Supongo que lo comprenderás si te digo que cuando llegué a Madrid el corazón me dio un vuelco. Llegaba a una ciudad vencida disfrazado de triunfador. Por todos los rincones podían verse las señales de la devastadora guerra que ha finalizado no hace mucho con el triunfo de los fascistas. Las ruinas se han adueñado de la ciudad y un halo de tristeza lo impregna todo y me ha contagiado, aunque yo deba fingir que me encuentro totalmente a gusto; se supone que soy uno de los hombres más felices del mundo, un rico heredero mexicano simpatizante del victorioso III Reich.
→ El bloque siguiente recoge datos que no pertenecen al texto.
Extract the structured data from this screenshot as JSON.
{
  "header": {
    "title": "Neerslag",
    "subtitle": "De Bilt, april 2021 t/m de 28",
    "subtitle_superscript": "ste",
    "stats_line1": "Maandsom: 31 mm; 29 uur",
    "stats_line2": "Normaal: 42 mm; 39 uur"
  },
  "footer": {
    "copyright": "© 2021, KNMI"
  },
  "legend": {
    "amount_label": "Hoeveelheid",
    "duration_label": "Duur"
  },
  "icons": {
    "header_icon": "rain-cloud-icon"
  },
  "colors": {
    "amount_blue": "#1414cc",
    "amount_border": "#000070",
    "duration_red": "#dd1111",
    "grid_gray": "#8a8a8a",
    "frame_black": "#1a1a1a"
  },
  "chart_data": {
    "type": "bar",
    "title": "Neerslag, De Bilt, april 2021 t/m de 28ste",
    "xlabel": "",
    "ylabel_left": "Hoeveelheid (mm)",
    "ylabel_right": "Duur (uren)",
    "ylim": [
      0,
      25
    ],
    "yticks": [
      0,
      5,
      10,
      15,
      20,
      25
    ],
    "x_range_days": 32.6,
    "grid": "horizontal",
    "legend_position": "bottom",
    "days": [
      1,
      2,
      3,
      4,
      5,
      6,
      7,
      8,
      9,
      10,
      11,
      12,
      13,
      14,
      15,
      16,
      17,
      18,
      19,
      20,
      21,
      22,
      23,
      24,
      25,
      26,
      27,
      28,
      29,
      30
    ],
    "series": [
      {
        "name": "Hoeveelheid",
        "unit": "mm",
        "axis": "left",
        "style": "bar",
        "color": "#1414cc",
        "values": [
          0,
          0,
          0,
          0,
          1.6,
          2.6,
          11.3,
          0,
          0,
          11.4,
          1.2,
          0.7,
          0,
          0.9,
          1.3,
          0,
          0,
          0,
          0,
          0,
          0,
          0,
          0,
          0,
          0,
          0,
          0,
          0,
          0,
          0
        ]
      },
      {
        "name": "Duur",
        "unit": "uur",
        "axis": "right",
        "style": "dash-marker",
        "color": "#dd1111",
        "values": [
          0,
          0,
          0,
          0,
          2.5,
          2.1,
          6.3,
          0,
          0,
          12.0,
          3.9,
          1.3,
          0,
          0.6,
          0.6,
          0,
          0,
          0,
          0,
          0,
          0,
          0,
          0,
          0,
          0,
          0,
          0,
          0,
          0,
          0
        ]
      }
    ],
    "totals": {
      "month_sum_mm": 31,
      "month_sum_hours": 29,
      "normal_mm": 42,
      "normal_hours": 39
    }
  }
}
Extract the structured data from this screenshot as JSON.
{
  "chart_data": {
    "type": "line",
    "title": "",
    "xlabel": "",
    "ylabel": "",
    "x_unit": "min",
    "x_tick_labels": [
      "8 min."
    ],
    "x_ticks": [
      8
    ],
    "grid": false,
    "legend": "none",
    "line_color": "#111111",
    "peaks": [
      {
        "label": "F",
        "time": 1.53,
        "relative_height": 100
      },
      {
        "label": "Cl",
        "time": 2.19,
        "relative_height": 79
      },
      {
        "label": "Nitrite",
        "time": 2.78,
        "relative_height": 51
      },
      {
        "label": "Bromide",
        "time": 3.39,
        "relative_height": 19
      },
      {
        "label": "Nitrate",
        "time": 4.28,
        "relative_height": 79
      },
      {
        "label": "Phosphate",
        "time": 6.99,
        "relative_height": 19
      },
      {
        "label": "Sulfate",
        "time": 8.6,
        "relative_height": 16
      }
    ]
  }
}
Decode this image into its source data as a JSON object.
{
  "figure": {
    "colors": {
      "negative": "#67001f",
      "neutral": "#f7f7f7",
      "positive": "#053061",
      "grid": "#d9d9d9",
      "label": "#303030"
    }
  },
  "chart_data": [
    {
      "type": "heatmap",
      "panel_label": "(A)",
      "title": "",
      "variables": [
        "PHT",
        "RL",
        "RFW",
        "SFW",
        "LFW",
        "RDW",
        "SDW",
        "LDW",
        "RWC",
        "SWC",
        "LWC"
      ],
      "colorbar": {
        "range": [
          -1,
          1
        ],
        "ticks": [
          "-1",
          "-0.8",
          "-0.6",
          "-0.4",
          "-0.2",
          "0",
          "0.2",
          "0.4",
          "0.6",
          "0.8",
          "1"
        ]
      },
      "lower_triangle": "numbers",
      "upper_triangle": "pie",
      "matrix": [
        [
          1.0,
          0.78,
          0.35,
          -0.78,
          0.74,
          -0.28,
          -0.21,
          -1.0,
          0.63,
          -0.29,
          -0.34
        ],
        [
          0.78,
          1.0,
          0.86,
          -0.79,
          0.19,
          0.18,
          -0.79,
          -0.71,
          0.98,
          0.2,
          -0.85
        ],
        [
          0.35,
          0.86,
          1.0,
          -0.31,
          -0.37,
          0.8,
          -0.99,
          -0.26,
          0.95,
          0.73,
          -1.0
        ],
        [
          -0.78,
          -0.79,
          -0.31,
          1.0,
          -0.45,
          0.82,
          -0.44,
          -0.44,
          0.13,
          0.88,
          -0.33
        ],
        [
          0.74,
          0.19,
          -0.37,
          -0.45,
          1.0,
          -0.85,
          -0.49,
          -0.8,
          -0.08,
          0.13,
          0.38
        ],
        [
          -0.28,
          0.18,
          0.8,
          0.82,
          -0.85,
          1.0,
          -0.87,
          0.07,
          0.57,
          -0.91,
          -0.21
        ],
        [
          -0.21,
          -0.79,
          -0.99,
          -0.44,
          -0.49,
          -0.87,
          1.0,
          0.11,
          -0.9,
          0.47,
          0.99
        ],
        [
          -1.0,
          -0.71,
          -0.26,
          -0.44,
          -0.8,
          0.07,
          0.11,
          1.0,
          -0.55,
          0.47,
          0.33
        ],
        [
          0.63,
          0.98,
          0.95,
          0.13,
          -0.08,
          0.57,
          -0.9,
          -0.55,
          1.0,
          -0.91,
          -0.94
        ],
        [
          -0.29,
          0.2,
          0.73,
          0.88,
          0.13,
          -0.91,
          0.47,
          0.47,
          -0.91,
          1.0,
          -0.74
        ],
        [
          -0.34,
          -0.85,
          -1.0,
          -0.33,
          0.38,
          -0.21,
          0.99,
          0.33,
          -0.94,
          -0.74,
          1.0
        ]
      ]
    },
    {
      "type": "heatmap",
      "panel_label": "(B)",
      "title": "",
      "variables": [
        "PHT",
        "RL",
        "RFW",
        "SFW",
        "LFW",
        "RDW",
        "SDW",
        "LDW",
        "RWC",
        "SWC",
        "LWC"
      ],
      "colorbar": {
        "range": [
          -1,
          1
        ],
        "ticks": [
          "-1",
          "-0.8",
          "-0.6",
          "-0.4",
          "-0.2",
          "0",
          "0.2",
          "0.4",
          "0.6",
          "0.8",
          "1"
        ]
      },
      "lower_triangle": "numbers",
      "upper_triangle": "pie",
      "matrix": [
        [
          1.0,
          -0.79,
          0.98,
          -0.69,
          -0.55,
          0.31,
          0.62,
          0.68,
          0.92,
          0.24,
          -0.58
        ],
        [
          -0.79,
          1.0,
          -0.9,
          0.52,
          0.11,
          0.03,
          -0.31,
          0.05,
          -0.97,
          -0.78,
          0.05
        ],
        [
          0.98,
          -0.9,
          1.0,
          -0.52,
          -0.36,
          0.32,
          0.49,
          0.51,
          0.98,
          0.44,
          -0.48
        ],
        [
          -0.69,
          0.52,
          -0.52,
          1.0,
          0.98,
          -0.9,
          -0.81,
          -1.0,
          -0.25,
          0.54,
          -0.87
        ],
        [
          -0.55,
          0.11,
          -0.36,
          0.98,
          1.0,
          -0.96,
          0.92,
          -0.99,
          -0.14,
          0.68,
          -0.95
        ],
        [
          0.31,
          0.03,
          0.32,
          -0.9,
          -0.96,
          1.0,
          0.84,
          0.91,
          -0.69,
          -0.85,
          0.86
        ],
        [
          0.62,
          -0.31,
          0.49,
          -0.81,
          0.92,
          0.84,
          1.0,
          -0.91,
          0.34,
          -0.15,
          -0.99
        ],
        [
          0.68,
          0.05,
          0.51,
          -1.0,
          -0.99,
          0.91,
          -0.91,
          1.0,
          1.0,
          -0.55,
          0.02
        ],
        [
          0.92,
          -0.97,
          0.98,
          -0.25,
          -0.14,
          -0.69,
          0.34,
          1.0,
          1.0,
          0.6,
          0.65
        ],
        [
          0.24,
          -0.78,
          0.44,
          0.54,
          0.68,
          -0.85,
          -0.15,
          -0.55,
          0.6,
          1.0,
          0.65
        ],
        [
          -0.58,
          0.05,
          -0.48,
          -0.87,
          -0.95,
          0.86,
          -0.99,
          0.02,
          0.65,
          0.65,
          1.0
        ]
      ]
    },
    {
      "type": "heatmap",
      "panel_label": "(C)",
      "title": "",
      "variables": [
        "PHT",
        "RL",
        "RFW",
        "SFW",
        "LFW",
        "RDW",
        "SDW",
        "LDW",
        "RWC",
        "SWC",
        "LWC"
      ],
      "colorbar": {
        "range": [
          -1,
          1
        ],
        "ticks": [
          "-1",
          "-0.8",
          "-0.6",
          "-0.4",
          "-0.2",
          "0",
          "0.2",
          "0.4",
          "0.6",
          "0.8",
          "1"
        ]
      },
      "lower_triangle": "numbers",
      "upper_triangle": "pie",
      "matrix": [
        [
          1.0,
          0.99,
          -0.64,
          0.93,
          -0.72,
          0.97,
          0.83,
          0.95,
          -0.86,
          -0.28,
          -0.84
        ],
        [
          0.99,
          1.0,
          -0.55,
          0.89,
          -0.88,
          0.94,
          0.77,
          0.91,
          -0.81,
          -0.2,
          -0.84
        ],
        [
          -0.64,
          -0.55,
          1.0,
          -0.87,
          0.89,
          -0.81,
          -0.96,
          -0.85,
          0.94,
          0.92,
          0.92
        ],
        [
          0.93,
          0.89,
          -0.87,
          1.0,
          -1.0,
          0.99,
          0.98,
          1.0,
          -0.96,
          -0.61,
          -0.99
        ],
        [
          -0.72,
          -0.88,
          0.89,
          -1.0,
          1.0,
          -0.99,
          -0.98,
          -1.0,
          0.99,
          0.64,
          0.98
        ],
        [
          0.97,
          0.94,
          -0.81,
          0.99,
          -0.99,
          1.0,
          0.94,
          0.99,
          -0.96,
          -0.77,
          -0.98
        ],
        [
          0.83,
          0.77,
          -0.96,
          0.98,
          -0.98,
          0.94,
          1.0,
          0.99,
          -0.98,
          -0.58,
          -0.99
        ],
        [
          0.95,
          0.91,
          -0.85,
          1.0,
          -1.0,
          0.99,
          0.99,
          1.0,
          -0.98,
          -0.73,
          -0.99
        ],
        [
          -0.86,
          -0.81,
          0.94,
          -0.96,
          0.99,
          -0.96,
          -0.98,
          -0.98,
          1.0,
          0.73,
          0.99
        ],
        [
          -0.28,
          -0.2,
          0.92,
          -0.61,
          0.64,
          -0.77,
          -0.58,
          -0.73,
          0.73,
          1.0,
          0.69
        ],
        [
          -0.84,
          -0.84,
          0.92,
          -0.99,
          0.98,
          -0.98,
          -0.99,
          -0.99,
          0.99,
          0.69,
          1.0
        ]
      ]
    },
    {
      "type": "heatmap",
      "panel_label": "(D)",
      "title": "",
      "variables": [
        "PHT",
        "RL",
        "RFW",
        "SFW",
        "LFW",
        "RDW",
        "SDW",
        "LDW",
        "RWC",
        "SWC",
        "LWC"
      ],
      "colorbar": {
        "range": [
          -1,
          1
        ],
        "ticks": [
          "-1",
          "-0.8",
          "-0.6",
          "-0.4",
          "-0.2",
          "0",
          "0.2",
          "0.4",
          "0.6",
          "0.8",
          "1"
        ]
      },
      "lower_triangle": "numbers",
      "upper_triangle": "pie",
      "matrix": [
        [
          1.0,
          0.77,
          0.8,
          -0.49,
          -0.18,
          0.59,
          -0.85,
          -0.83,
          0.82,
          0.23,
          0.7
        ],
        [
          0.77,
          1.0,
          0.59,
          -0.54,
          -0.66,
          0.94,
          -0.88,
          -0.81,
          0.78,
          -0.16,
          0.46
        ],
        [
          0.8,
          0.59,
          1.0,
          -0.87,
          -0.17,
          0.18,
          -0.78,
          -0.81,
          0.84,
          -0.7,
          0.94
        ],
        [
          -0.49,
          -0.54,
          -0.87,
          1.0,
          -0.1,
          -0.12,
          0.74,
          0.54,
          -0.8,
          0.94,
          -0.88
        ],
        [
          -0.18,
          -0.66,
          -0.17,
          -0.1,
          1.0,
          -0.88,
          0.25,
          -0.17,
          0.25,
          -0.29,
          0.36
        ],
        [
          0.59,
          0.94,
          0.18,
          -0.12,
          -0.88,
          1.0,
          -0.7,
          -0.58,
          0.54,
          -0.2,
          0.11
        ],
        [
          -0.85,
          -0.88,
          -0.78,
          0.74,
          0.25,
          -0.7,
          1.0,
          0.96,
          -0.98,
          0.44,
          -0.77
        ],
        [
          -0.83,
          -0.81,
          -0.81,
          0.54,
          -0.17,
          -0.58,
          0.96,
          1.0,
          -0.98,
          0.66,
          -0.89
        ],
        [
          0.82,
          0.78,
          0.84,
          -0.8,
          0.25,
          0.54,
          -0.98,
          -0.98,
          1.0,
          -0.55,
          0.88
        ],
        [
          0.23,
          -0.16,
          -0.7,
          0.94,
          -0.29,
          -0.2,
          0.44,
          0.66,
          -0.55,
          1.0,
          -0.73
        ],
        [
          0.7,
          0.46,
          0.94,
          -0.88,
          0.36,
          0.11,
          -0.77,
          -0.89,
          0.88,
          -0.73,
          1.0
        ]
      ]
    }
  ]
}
La vida da muchas vueltas y las perspectivas personales suelen cambiar rápidamente, sobre todo en estos tiempos de sufrimiento que nos está tocando vivir. Sabes que no me gusta mucho hablar de estos temas, pero debo reconocer que cuando en Euskadi luchaba por los derechos de mi pueblo, Madrid era una referencia negativa, el centralismo, la negación de esos derechos; pero ahora, si bien no renuncio a mis más íntimos principios y deseos, no puedo ni quiero evitar sentir un hondo respeto y admiración por esta ciudad que tan ejemplar y heroicamente ha resistido el embate de las milicias facciosas y que ha sucumbido con honor. Nada más llegar hubiera deseado despojarme del esmoquin con el que había subido al avión y ponerme un mono para colaborar en la faena de reconstrucción, pero por suerte o por desgracia no es ésa la misión que me ha conducido hasta aquí, aunque confío en que la labor que estoy desempeñando sirva también para su liberación.
Al pie de la escalinata del avión me esperaba Werner Haupt, miembro de la embajada alemana, hombre ceremonioso y campechano, el típico alemán aficionado a la cerveza y las juergas, el cual, según mis informes, ocupa un lugar insignificante en el organigrama de las SS en España.